Der Klimawandel ist allgegenwärtig und Nachhaltigkeit wird für Investoren, Unternehmen, Politik und jeden Einzelnen von uns relevanter. Wie können Technologie, städtische Bedürfnisse und Mission Zero-Ziele in einer Stadt effektiv miteinander verbunden werden?
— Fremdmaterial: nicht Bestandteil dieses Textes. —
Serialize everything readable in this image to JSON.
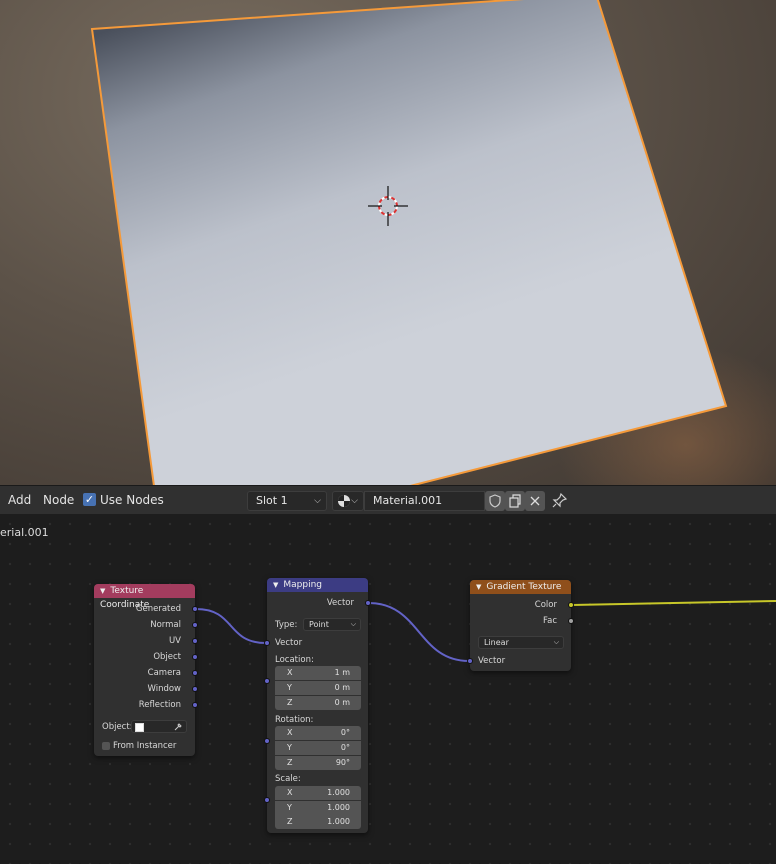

Giovanni Coppa: Das ist viel einfacher, weil wir alle es bereits tun.  Die Koordinierung der Mobilität, die gezielte Nutzung der Mobilität wird verschiedene Probleme in den Städten lösen können. Durch die Konzentration auf die Wiederaufbereitung von Konsumgütern, das Recycling von Materialien und Verpackungen sowie die Wiederaufbereitung und Reparatur von Bauteilen wird es möglich sein, den Lebenszyklus von Produkten zu verlängern und die Abfallmenge zu verringern. Die intelligenten Städte der Zukunft müssen auch in der Lage sein, Biogas aus landwirtschaftlichen und industriellen Abfällen zu erzeugen, um so saubere Energie zu gewinnen und Emissionen zu reduzieren.
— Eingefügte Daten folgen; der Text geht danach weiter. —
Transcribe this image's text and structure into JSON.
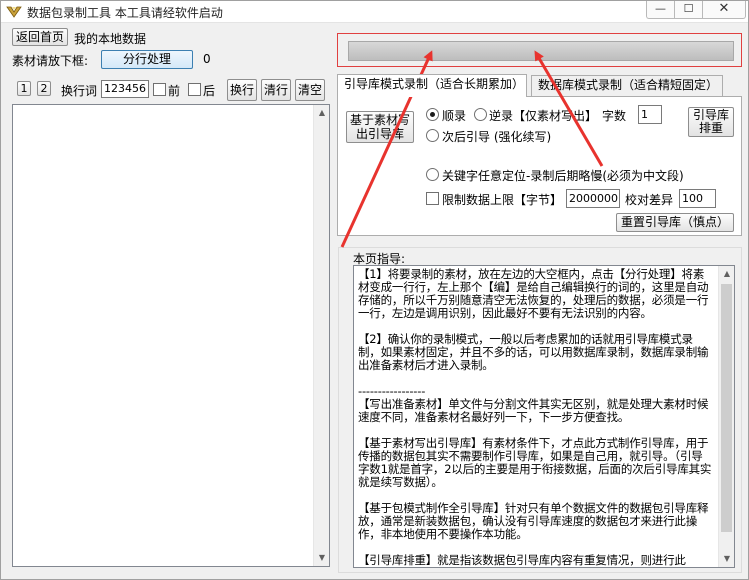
{
  "window": {
    "title": "数据包录制工具  本工具请经软件启动",
    "min_glyph": "—",
    "max_glyph": "☐",
    "close_glyph": "✕"
  },
  "left": {
    "back_button": "返回首页",
    "my_data_label": "我的本地数据",
    "material_label": "素材请放下框:",
    "split_button": "分行处理",
    "count_value": "0",
    "btn_1": "1",
    "btn_2": "2",
    "newline_label": "换行词",
    "newline_value": "123456",
    "front_label": "前",
    "back_label": "后",
    "wrap_button": "换行",
    "clear_line_button": "清行",
    "clear_all_button": "清空"
  },
  "tabs": {
    "tab1": "引导库模式录制（适合长期累加）",
    "tab2": "数据库模式录制（适合精短固定）"
  },
  "panel": {
    "write_guide_button_l1": "基于素材写",
    "write_guide_button_l2": "出引导库",
    "order_label": "顺录",
    "reverse_label": "逆录【仅素材写出】",
    "chars_label": "字数",
    "chars_value": "1",
    "next_guide_label": "次后引导 (强化续写)",
    "sort_button_l1": "引导库",
    "sort_button_l2": "排重",
    "keyword_label": "关键字任意定位-录制后期略慢(必须为中文段)",
    "limit_label": "限制数据上限【字节】",
    "limit_value": "2000000",
    "diff_label": "校对差异",
    "diff_value": "100",
    "reset_button": "重置引导库（慎点）"
  },
  "guide": {
    "title": "本页指导:",
    "paragraphs": [
      "【1】将要录制的素材，放在左边的大空框内，点击【分行处理】将素材变成一行行，左上那个【编】是给自己编辑换行的词的，这里是自动存储的，所以千万别随意清空无法恢复的，处理后的数据，必须是一行一行，左边是调用识别，因此最好不要有无法识别的内容。",
      "【2】确认你的录制模式，一般以后考虑累加的话就用引导库模式录制，如果素材固定，并且不多的话，可以用数据库录制，数据库录制输出准备素材后才进入录制。",
      "-----------------",
      "【写出准备素材】单文件与分割文件其实无区别，就是处理大素材时候速度不同，准备素材名最好列一下，下一步方便查找。",
      "【基于素材写出引导库】有素材条件下，才点此方式制作引导库，用于传播的数据包其实不需要制作引导库，如果是自己用，就引导。（引导字数1就是首字，2以后的主要是用于衔接数据，后面的次后引导库其实就是续写数据）。",
      "【基于包模式制作全引导库】针对只有单个数据文件的数据包引导库释放，通常是新装数据包，确认没有引导库速度的数据包才来进行此操作，非本地使用不要操作本功能。",
      "【引导库排重】就是指该数据包引导库内容有重复情况，则进行此"
    ]
  },
  "colors": {
    "annotation_red": "#e8332e",
    "window_bg": "#f0f0f0"
  }
}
Städte mit einer stärker kreislauforientierten Wirtschaft würden dann sehr interessante Wachstumschancen haben. Ein aktueller Bericht des Europäischen Parlaments schätzt, dass die Kreislaufwirtschaft im EU-Raum das BIP um 0,5 Prozent steigern und in den nächsten zehn Jahren neue Arbeitsplätze schaffen kann.

 

Sie sind bei der WoBCom auch für Mobilitätslösungen bspw. im Bereich Smart Parking verantwortlich und leiten gemeinsam mit Martin Kumstel von Uber die eco Kompetenzgruppe Mobility. Im Rahmen der Smart City World Expo findet auch der Tomorrow Mobility World Congress statt. Wie stellen Sie sich ein wünschenswertes und nachhaltiges Mobilitätsszenario für die Stadt der Zukunft vor?

Giovanni Coppa: Das Jahr 2035 stellt einen wichtigen Meilenstein dar. Nach den von der Europäischen Kommission vorgegebenen Zeitplänen markiert dieses Datum für viele das Ende der Mobilität, wie wir sie bisher kannten: Neue technologische Perspektiven und neue Gewohnheiten legen einen Tempowechsel nahe, der die intelligente Mobilität zu einem der Schlüssel für die Zukunft unserer Städte und unserer Umweltpolitik macht. Unsere Fähigkeit, Innovationen in komplexen Ökosystemen zu schaffen, wird daher entscheidend sein. Ziel ist es daher, den potenziellen Beitrag zu analysieren, den neue Technologien und Innovationen zur Entwicklung von Zukunftsszenarien leisten können, die nicht nur wünschenswert, sondern auch realisierbar sind, und die Faktoren aufzuzeigen, die ihre Verwirklichung erleichtern oder behindern können. Im Rahmen von Gaia-X-Projekten wird viel getan, um die Grundlagen für die Zusammenarbeit zwischen verschiedenen Unternehmen unter Wahrung ihrer Souveränität zu schaffen.

 

Was braucht es, um diese Vision zukünftiger Mobilität umzusetzen?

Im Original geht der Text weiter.